Les trois gouvernements successifs de la transition n’ont pas pu ou su gérer la crise qui continue de sévir dans le bassin minier de Gafsa et à paralyser non seulement la Compagnie des phosphates, mais aussi le Groupe chimique dont les usines de transformation implantées à Gabès font partie intégrante et sont étroitement liées. En effet, les chiffres de production récemment cités par le PDG de la compagnie, M. Néjib Mrabet, sont dérisoires.
La CPG a produit en trois ans : 2011, 2012 et 2013 seulement 8,2 millions de tonnes de phosphates, alors que ce volume de production a été atteint en une seule année 2010, cela signifie que la CPG n’utilise que le tiers de sa capacité de production. Les recettes perdues sont évaluées à 16 milliards de dinars.

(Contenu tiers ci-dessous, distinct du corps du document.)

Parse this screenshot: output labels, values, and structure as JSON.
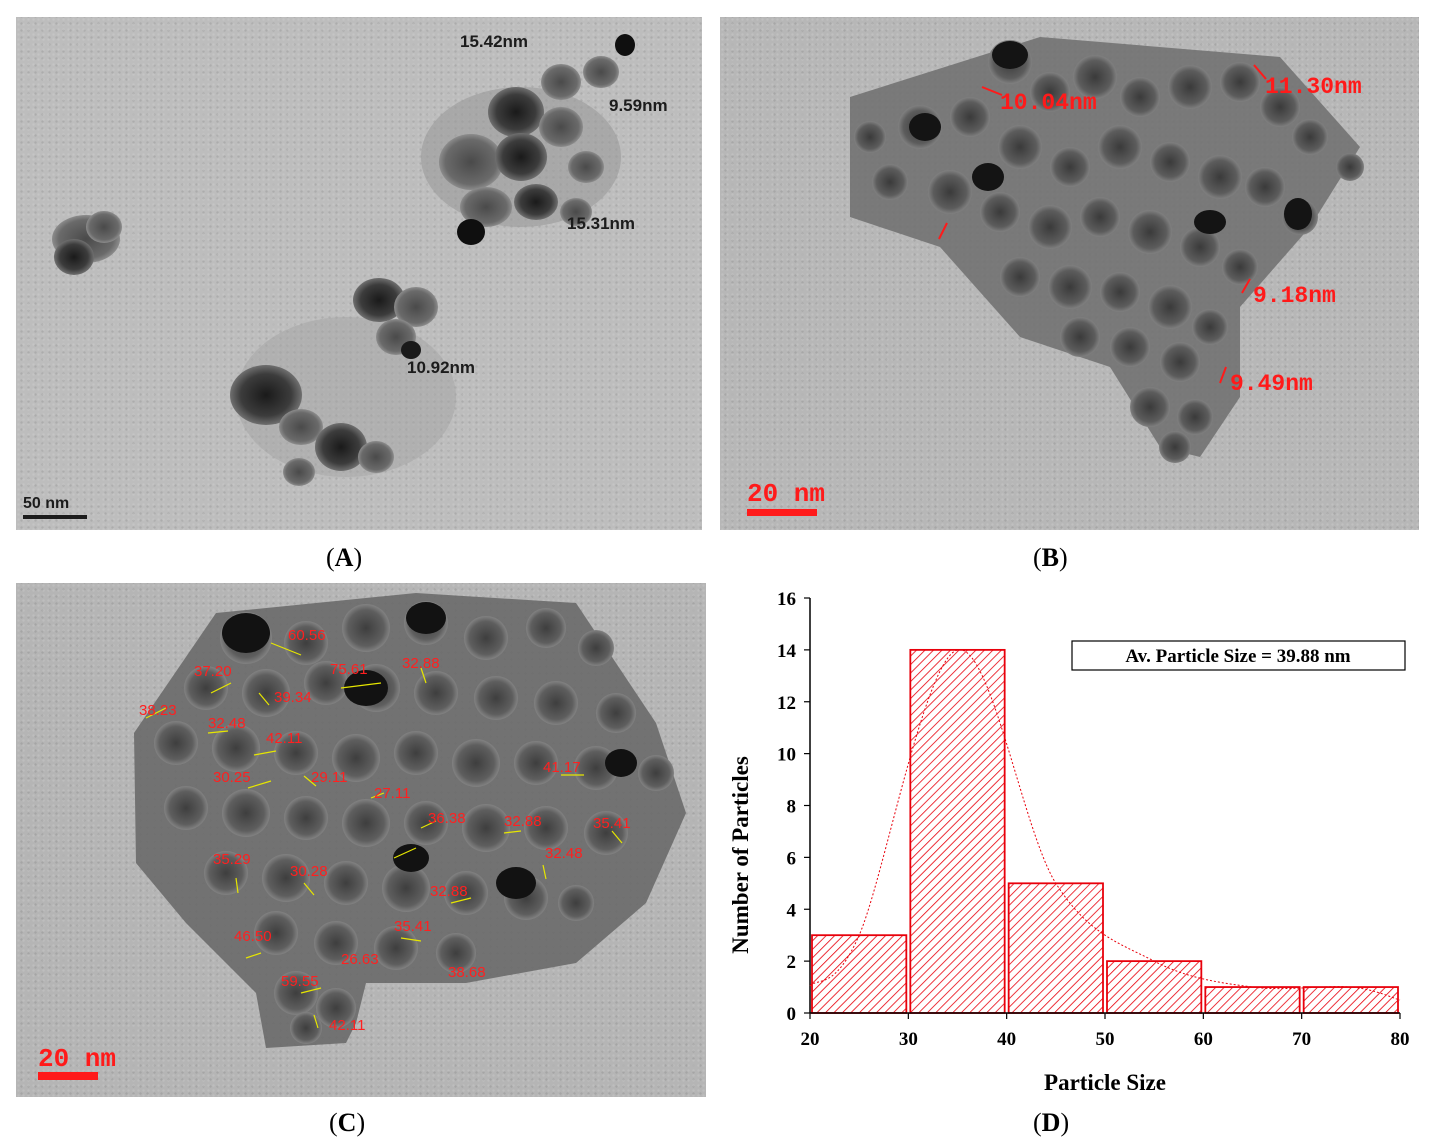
{
  "panels": {
    "a": {
      "caption_open": "(",
      "caption_letter": "A",
      "caption_close": ")",
      "scale_label": "50 nm",
      "labels": [
        "15.42nm",
        "9.59nm",
        "15.31nm",
        "10.92nm"
      ]
    },
    "b": {
      "caption_open": "(",
      "caption_letter": "B",
      "caption_close": ")",
      "scale_label": "20 nm",
      "labels": [
        "10.04nm",
        "11.30nm",
        "9.18nm",
        "9.49nm"
      ]
    },
    "c": {
      "caption_open": "(",
      "caption_letter": "C",
      "caption_close": ")",
      "scale_label": "20 nm",
      "labels": [
        "60.56",
        "37.20",
        "75.61",
        "32.88",
        "38.23",
        "39.34",
        "32.48",
        "42.11",
        "30.25",
        "29.11",
        "27.11",
        "41.17",
        "36.38",
        "32.88",
        "35.41",
        "35.29",
        "30.28",
        "32.48",
        "32.88",
        "35.41",
        "46.50",
        "26.63",
        "38.68",
        "59.55",
        "42.11"
      ]
    },
    "d": {
      "caption_open": "(",
      "caption_letter": "D",
      "caption_close": ")"
    }
  },
  "chart_data": {
    "type": "bar",
    "bins": [
      [
        20,
        30
      ],
      [
        30,
        40
      ],
      [
        40,
        50
      ],
      [
        50,
        60
      ],
      [
        60,
        70
      ],
      [
        70,
        80
      ]
    ],
    "values": [
      3,
      14,
      5,
      2,
      1,
      1
    ],
    "xlabel": "Particle Size",
    "ylabel": "Number of Particles",
    "xlim": [
      20,
      80
    ],
    "ylim": [
      0,
      16
    ],
    "xticks": [
      20,
      30,
      40,
      50,
      60,
      70,
      80
    ],
    "yticks": [
      0,
      2,
      4,
      6,
      8,
      10,
      12,
      14,
      16
    ],
    "annotation": "Av.  Particle Size = 39.88 nm",
    "fit_curve": true,
    "bar_color": "#e8000b",
    "fill": "hatched",
    "grid": false
  }
}
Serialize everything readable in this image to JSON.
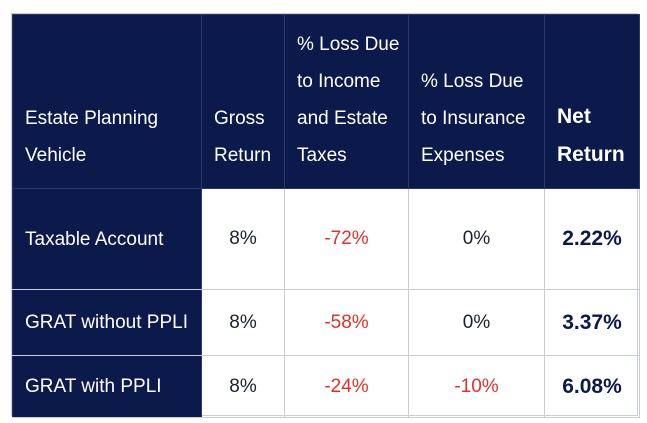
{
  "table": {
    "headers": [
      "Estate Planning Vehicle",
      "Gross Return",
      "% Loss Due to Income and Estate Taxes",
      "% Loss Due to Insurance Expenses",
      "Net Return"
    ],
    "rows": [
      {
        "vehicle": "Taxable Account",
        "gross_return": "8%",
        "loss_taxes": "-72%",
        "loss_insurance": "0%",
        "net_return": "2.22%"
      },
      {
        "vehicle": "GRAT without PPLI",
        "gross_return": "8%",
        "loss_taxes": "-58%",
        "loss_insurance": "0%",
        "net_return": "3.37%"
      },
      {
        "vehicle": "GRAT with PPLI",
        "gross_return": "8%",
        "loss_taxes": "-24%",
        "loss_insurance": "-10%",
        "net_return": "6.08%"
      }
    ]
  },
  "colors": {
    "header_bg": "#0c1a4b",
    "header_text": "#ffffff",
    "negative": "#e0322a",
    "net_text": "#0c1a4b"
  }
}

Alors que ses charges ont augmenté de façon considérable : le recrutement de près de 2600 nouveaux cadres et agents, la continuité du paiement des salaires et indemnités pour tout le personnel, soit près de 10.000 agents, le dédommagement des clients à l’export vis-à-vis desquels les engagements de livraison n’ont pas été honorés.
En outre, la CPG a créé deux sociétés filiales, une société spécialisée dans la dépollution des sites miniers avec recrutement de 2700 agents et une autre pour le transport des produits miniers avec recrutement de 1600 agents.
Tout cela suite à l’abolition du système de la sous-traitance.
La flambée des coûts
En outre, il y a une baisse vertigineuse de la rentabilité en matière de coûts de revient puisque le transport des phosphates, qui se faisait par voie ferrée à raison de 5D la tonne avec la SNCFT, ne se fait plus que par les camions des privés à raisons de 20D la tonne suite au blocage de la vie ferrée par les sans-emplois qui réclament leur recrutement par la CPG. Cela engendre des pertes sèches pour la compagnie et le prix de vente final des phosphates étant fixé à l’avance avec les clients demeure donc inchangé.
Il faut dire que les 4 plates-formes de production des phosphates : Metlaoui, Redeyef, Moularès et Mdhilla n’ont pas cessé depuis près de trois ans de connaître des grèves, des perturbations sociales, des sit-in tantôt au niveau de l’extraction du phosphate brut (carrières) tantôt au niveau des stations de lavage et de traitement, tantôt au niveau du transport.
Souvent à tous les niveaux et en même temps, le convoyeur mécanique qui évacue les phosphates ainsi que le transport par rail est souvent bloqué tant et si bien que même les phosphates produits ne peuvent être transportés vers Gabès, Ghannouche ou Sfax pour n’être transportés qu’à prix d’or par camion au profit de privés qui s’enrichissent de façon illégitime et aux dépens d’une compagnie nationale.
Assurer la sécurité de la production
Les pouvoirs publics n’ont jamais voulu attaquer le problème de front pour des raisons électoralistes, ni appliquer la loi pour faire régner la liberté de travailler, de circuler et de transporter.
C’est ainsi qu’une compagnie qui était florissante et alimentait le budget de l’État à raison de 1 à 2 milliards de dinars par an en fonction des prix des phosphates sur le marché mondial et qui contribuerait de façon sensible à la balance des paiements en devises, est en train de s’éteindre à petit feu.
La récente réunion tenue à Gafsa et présidée par le ministre conseiller chargé de l’Investissement auprès du chef du gouvernement, Ryadh Bettaïeb, avec la participation du gouverneur de Gafsa et du PDG de la CPG, a lancé un cri d’alarme. En effet si les perturbations persistent, près de 15.000 agents seront mis en congé obligatoire en 2014, car la CPG ne sera plus en mesure d’assurer les salaires.
Cela ressemble à s’y méprendre à une cessation de paiement qui serait catastrophique pour toute la région, en raison de l’impact indirect de la CPG sur toute l’activité économique et la situation dans la région. C’est pourquoi il faudrait une réaction vigilante de tous les acteurs en présence pour sauver un fleuron de l’économie nationale.